When I applied to the Stanford Reid Trust this past spring, my proposal indicated a projected target of 30 more psalm versifications during the next 12 months. I thought this a realistic goal, allowing me to continue with my other activities associated with my books and remote teaching.
At the beginning of June, I began working steadily through the Psalms. Thus far I had set to verse nearly 90 psalms, scattered throughout the canonical collection. I decided to begin with Psalm 3 (I had already done the first two) and take them in order. I kept a one-volume psalter, given to me by a close friend, before me at all times. I brought up an online resource called Bible Hub, which allowed me to compare multiple English translations verse by verse. I input the proper tune into my music notation software, rewording each line to fit the appropriate metre.

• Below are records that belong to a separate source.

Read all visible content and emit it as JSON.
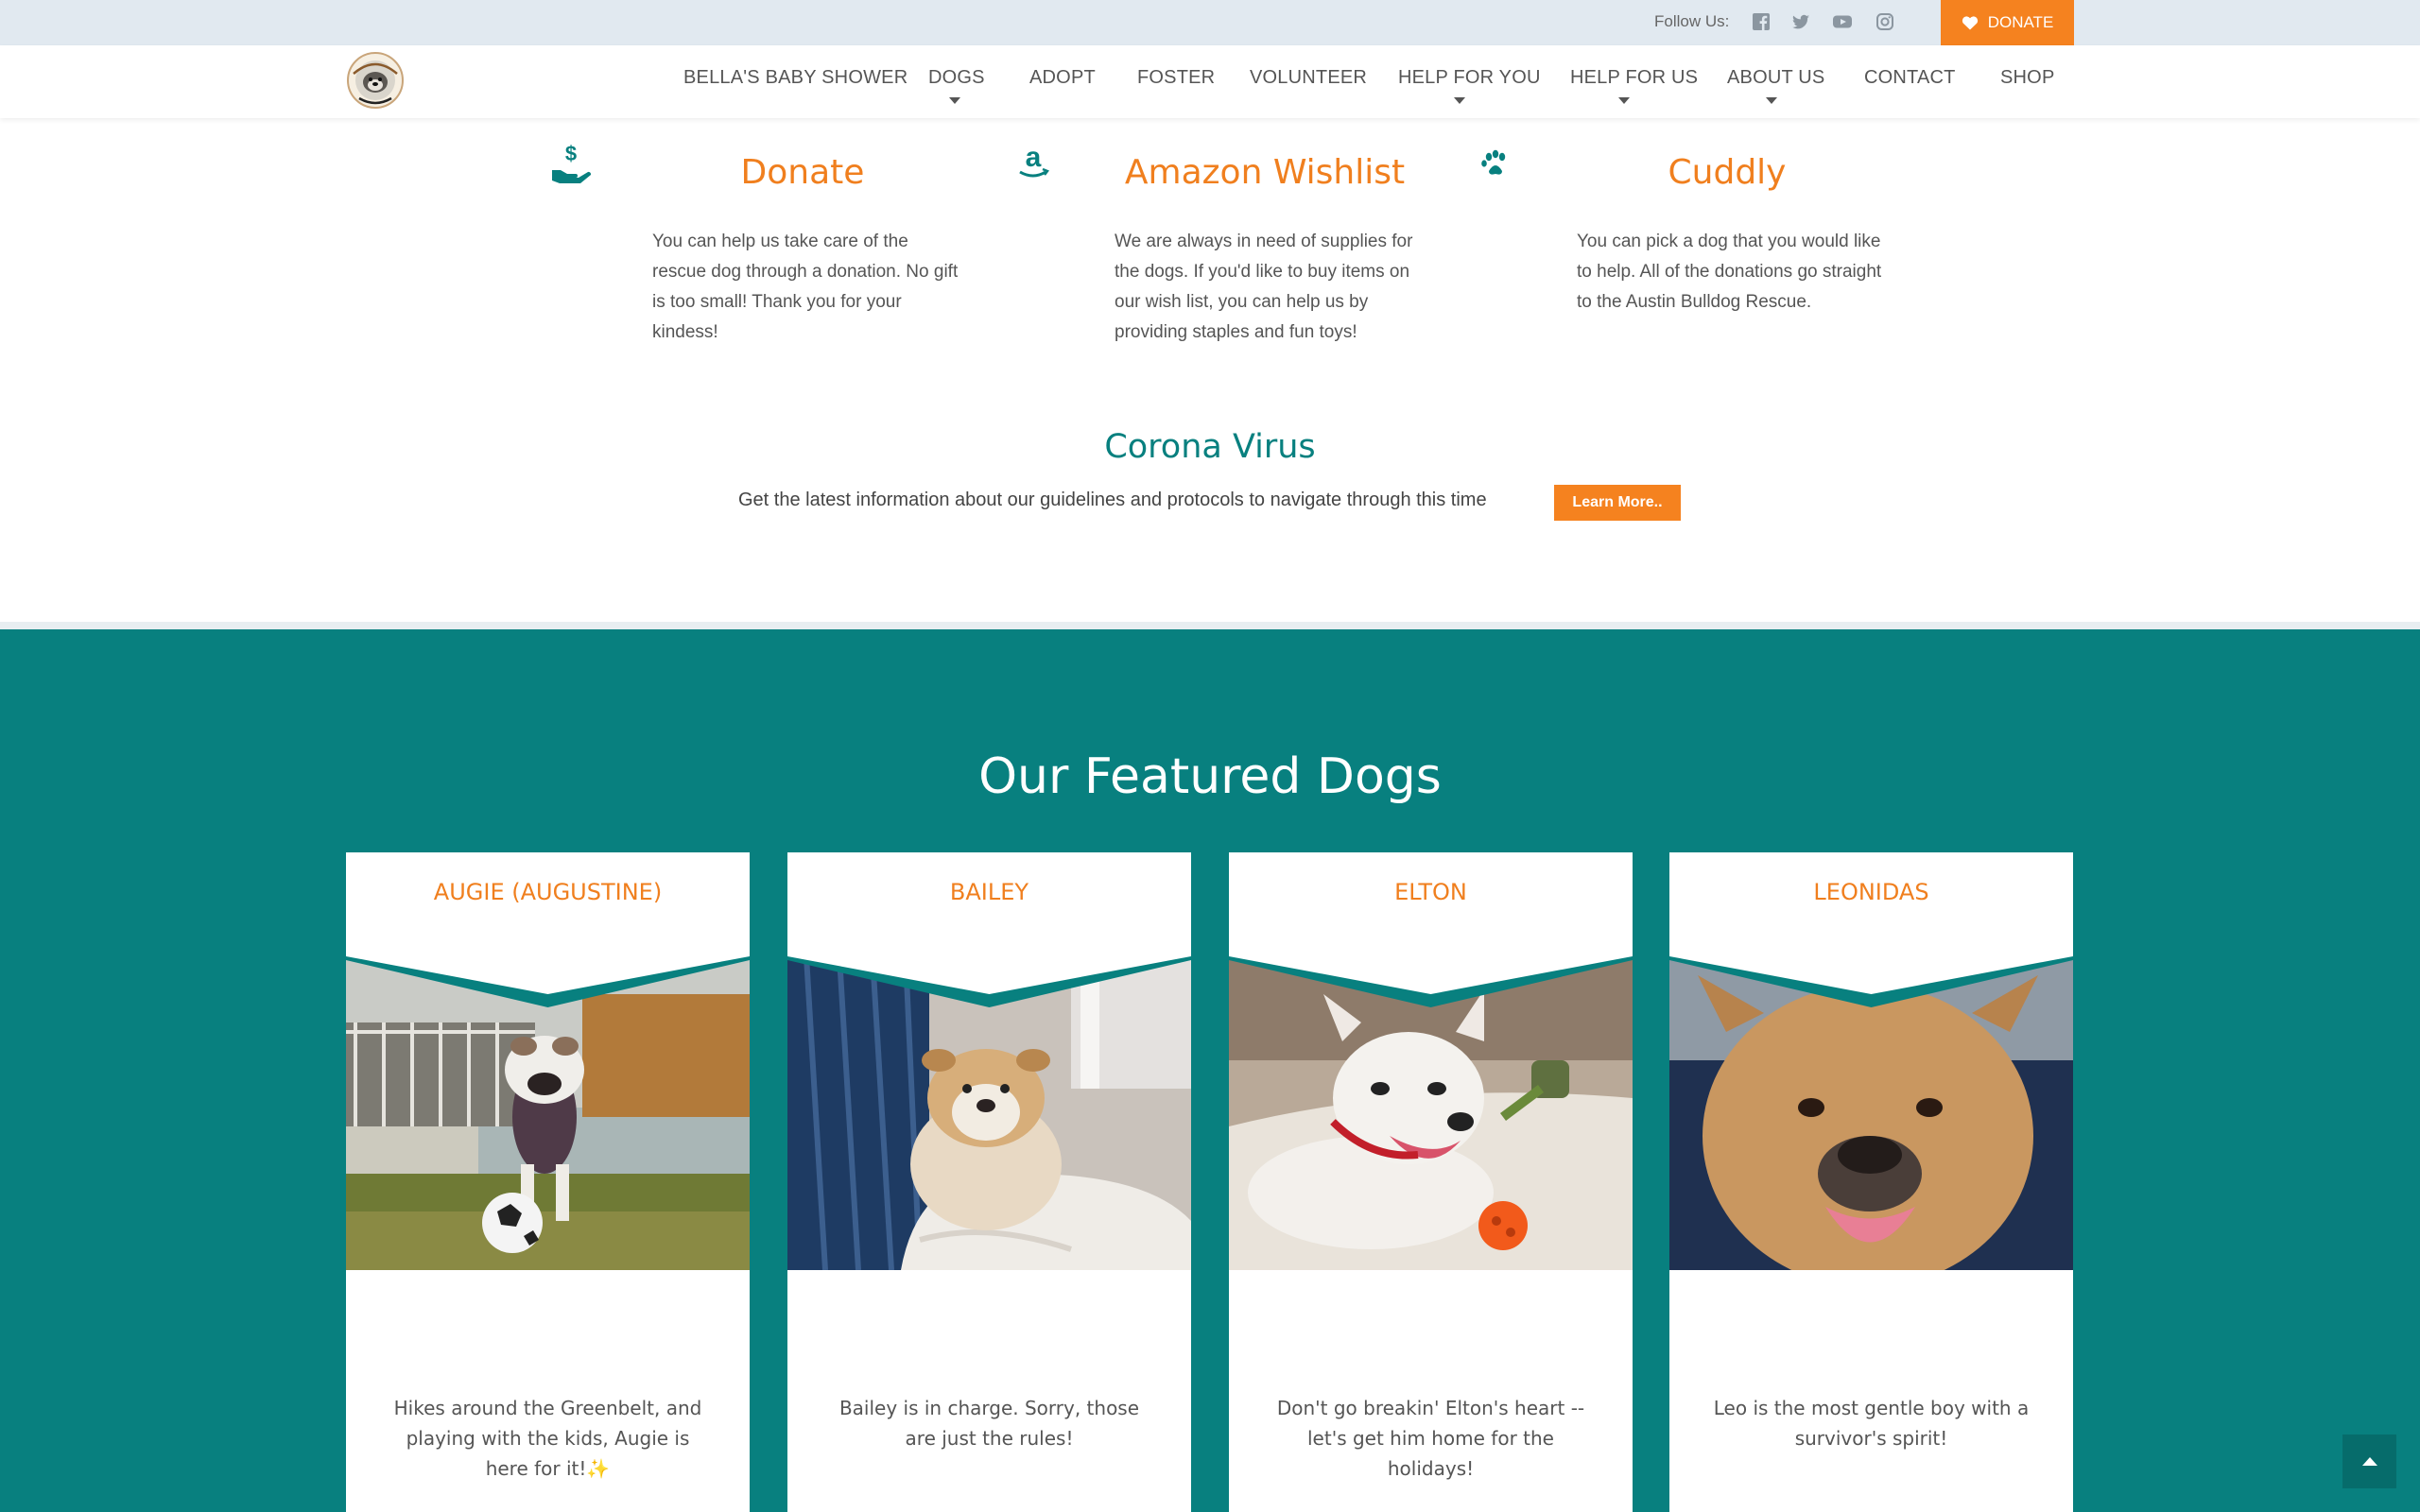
{
  "topbar": {
    "follow_label": "Follow Us:",
    "social_icons": [
      "facebook-icon",
      "twitter-icon",
      "youtube-icon",
      "instagram-icon"
    ],
    "donate_label": "DONATE"
  },
  "nav": {
    "items": [
      {
        "label": "BELLA'S BABY SHOWER",
        "dropdown": false
      },
      {
        "label": "DOGS",
        "dropdown": true
      },
      {
        "label": "ADOPT",
        "dropdown": false
      },
      {
        "label": "FOSTER",
        "dropdown": false
      },
      {
        "label": "VOLUNTEER",
        "dropdown": false
      },
      {
        "label": "HELP FOR YOU",
        "dropdown": true
      },
      {
        "label": "HELP FOR US",
        "dropdown": true
      },
      {
        "label": "ABOUT US",
        "dropdown": true
      },
      {
        "label": "CONTACT",
        "dropdown": false
      },
      {
        "label": "SHOP",
        "dropdown": false
      }
    ]
  },
  "help": [
    {
      "icon": "hand-dollar-icon",
      "title": "Donate",
      "text": "You can help us take care of the rescue dog through a donation. No gift is too small! Thank you for your kindess!"
    },
    {
      "icon": "amazon-icon",
      "title": "Amazon Wishlist",
      "text": "We are always in need of supplies for the dogs. If you'd like to buy items on our wish list, you can help us by providing staples and fun toys!"
    },
    {
      "icon": "paw-icon",
      "title": "Cuddly",
      "text": "You can pick a dog that you would like to help. All of the donations go straight to the Austin Bulldog Rescue."
    }
  ],
  "corona": {
    "title": "Corona Virus",
    "text": "Get the latest information about our guidelines and protocols to navigate through this time",
    "button": "Learn More.."
  },
  "featured": {
    "title": "Our Featured Dogs",
    "dogs": [
      {
        "name": "AUGIE (AUGUSTINE)",
        "desc": "Hikes around the Greenbelt, and playing with the kids, Augie is here for it!✨"
      },
      {
        "name": "BAILEY",
        "desc": "Bailey is in charge. Sorry, those are just the rules!"
      },
      {
        "name": "ELTON",
        "desc": "Don't go breakin' Elton's heart -- let's get him home for the holidays!"
      },
      {
        "name": "LEONIDAS",
        "desc": "Leo is the most gentle boy with a survivor's spirit!"
      }
    ]
  },
  "colors": {
    "teal": "#08807f",
    "orange": "#f5821f",
    "topbar": "#e1e9f0"
  }
}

This more systematic method enabled me to work through the remainder of the Psalms at a faster pace than I had anticipated. Thus, by the middle of August, I had completed the remaining unfinished psalms, at last reaching 150, thereby exceeding the target I had set for myself in the Reid Trust proposal.
Fresh worship
The result of my efforts is not literary elegance. Some of the Psalms are rhymed, but not all. In fact, reading some of them without the music will not suggest that we have crossed from prose into verse, but they definitely fit the Genevan tunes, conforming strictly to their somewhat irregular metres.
What will I do with all this? I hope to find someone to publish my collection so as to disseminate knowledge of the Genevan Psalter, not only among English-speaking Reformed Christians, but among other Christians unfamiliar with the liturgical use of the biblical Psalter. I pray that God will use my modest efforts to bring his inspired words to the lips of his servants as they worship together.